Large sets appear in the Müntz–Szász theorem and in the Erdős conjecture on arithmetic progressions.

== Examples ==
- Every finite subset of the positive integers is small.
- The set $\{1,2,3,4,5,\dots\}$ of all positive integers is a large set; this statement is equivalent to the divergence of the harmonic series. More generally, any arithmetic progression (i.e., a set of all integers of the form an + b with a ≥ 1, b ≥ 1 and n = 0, 1, 2, 3, ...) is a large set.
- The set of square numbers is small (see Basel problem § The Riemann zeta function). So is the set of cube numbers, the set of 4th powers, and so on. More generally, the set of positive integer values of any polynomial of degree 2 or larger forms a small set.
- The set {1, 2, 4, 8, ...} of powers of 2 is a small set, and so is any geometric progression (i.e., a set of numbers of the form of the form ab^{n} with a ≥ 1, b ≥ 2 and n = 0, 1, 2, 3, ...).
- The set of prime numbers is large.
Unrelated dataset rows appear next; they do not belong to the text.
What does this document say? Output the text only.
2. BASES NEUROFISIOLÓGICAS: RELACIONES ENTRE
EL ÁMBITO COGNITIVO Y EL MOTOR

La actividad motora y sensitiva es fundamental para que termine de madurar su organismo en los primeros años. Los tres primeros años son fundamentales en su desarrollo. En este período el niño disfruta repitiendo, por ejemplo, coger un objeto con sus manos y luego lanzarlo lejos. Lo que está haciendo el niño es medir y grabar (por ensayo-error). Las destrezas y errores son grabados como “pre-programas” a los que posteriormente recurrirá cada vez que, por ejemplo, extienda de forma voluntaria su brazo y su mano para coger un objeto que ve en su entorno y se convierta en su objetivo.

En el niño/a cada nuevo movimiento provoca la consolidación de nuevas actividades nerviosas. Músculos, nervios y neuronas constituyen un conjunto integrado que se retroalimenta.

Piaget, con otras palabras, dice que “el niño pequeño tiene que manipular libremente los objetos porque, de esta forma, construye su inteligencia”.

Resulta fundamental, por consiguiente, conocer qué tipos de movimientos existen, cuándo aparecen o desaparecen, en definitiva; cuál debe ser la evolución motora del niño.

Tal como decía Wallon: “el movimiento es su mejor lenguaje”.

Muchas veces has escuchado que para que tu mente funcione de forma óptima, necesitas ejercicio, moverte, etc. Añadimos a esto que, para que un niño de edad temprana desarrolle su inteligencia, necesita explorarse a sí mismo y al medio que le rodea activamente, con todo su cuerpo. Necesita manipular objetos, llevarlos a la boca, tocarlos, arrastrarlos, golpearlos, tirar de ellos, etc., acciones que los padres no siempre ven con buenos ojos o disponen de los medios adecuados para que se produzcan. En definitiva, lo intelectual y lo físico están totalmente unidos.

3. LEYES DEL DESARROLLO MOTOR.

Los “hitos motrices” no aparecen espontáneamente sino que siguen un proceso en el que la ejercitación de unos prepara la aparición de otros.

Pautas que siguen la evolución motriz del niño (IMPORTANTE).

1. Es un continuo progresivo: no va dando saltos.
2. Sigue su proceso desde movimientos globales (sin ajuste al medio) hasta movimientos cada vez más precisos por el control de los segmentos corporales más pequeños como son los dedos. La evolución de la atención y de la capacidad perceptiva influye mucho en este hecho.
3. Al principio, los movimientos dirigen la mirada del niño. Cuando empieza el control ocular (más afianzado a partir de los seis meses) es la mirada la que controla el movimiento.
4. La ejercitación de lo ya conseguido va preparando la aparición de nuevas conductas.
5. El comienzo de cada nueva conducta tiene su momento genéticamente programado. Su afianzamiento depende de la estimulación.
The set of twin primes is small (see Brun's constant).
- The set of prime powers which are not prime (i.e., all numbers of the form p^{n} with n ≥ 2 and p prime) is small although the primes are large. This property is frequently used in analytic number theory. More generally, the set of perfect powers is small; even the set of powerful numbers is small.
- The set of numbers whose expansions in a given base exclude a given digit is small. For example, the set $$\{1, 2, \dots, 5, 6, 8, 9, \dots, 15, 16, 18, 19, \dots, 65, 66, 68, 69, 80, 81, \dots \}$$ of integers whose decimal expansion does not include the digit 7 is small. Such series are called Kempner series.
- Any set whose upper asymptotic density is nonzero, is large.
- The set of all primes in an arithmetic progression an + b, where a and b are coprime is large (see Dirichlet's theorem on arithmetic progressions).

== Properties ==
- Every subset of a small set is small.
- The union of finitely many small sets is small, because the sum of two convergent series is a convergent series. (Hence, the small sets form an ideal on the set of positive integers.)
- The complement of every small set is large.
- The Müntz–Szász theorem states that a set $S=\{s_1,s_2,s_3,\dots\}$ is large if and only if the set of polynomials spanned by $$\{1,x^{s_1},x^{s_2},x^{s_3},\dots\}$$ is dense in the uniform norm topology of continuous functions on a closed interval in the positive real numbers. This is a generalization of the Stone–Weierstrass theorem.

== Open problems involving large sets ==
Paul Erdős conjectured that all large sets contain arbitrarily long arithmetic progressions. He offered a prize of $3000 for a proof, more than for any of his other conjectures, and joked that this prize offer violated the minimum wage law. The question is still open.

It is not known how to identify whether a given set is large or small in general. As a result, there are many sets which are not known to be either large or small.